Burying residue is vital in corn-after-corn rotations, explain DuPont Pioneer agronomists. Soils will warm and dry more quickly next spring if residue is properly incorporated. This also reduces the amount of inoculum present that may lead to certain diseases next summer. Sizing or cutting up residue is important as small pieces of residue break down quicker than larger ones. Here’s a rundown of the many tillage tools available on the market:
- Chisel Plow: This is a very effective tool for removing compaction and burying residue.
- Chopping Corn Head: This requires more horsepower but gives the ability to cut up and better manage residue with the combine.
- Combination Tools: There are several on the market including the Kuhn Krause Dominator, Case IH Ecolo-Tiger 870, and John Deere 2700 and 714. These are the most popular fall tillage tools because they size and bury residue while eliminating compaction. They can, however, cause deep compaction in wet soil where the ripper points run. In the event of a wet fall, when it’s possible to only bury residue, a disk is the preferred choice. Then the following spring, the field cultivator will remove the shallow layer of compaction the disk created.

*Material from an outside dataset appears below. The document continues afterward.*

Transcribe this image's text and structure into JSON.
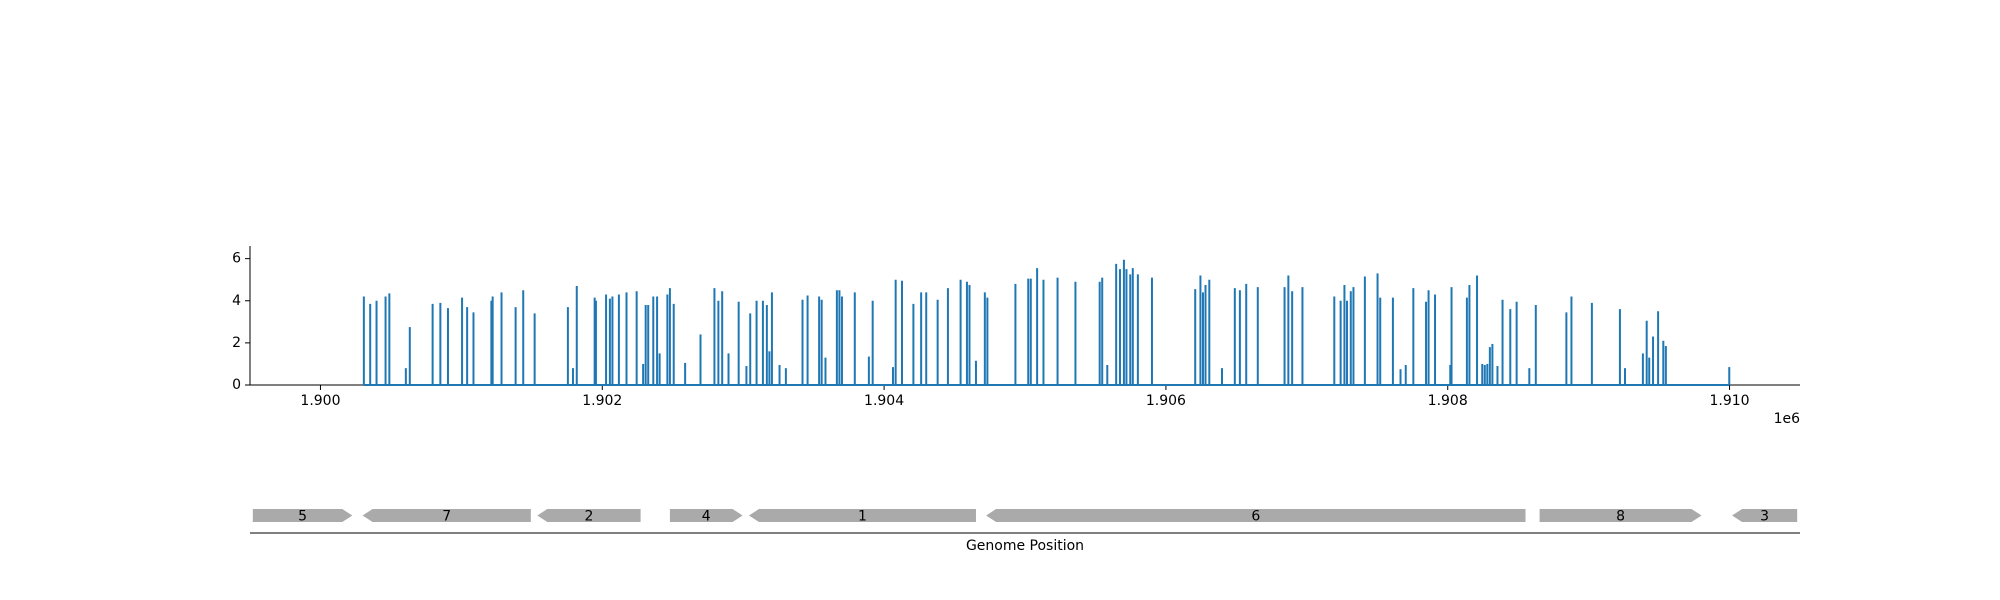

- Disk: Increasing the weight per blade will improve a disk’s ability to size and bury residue. Disks with 9-inch spacing or wider and medium concavity blades are preferred for fall corn residue incorporation. Make sure disks are level — both side to side and fore to aft — and run no faster than 5 or 6 miles per hour to ensure uniform soil distribution.
- Shredder: This requires another pass through the field, but provides a benefit similar to the chopping corn head.
- Vertical Tillage Tools: Great Plains Turbo-Till is popular among no-till and reduced-till growers. Avoid use in wet soil conditions as increased soil compaction will occur.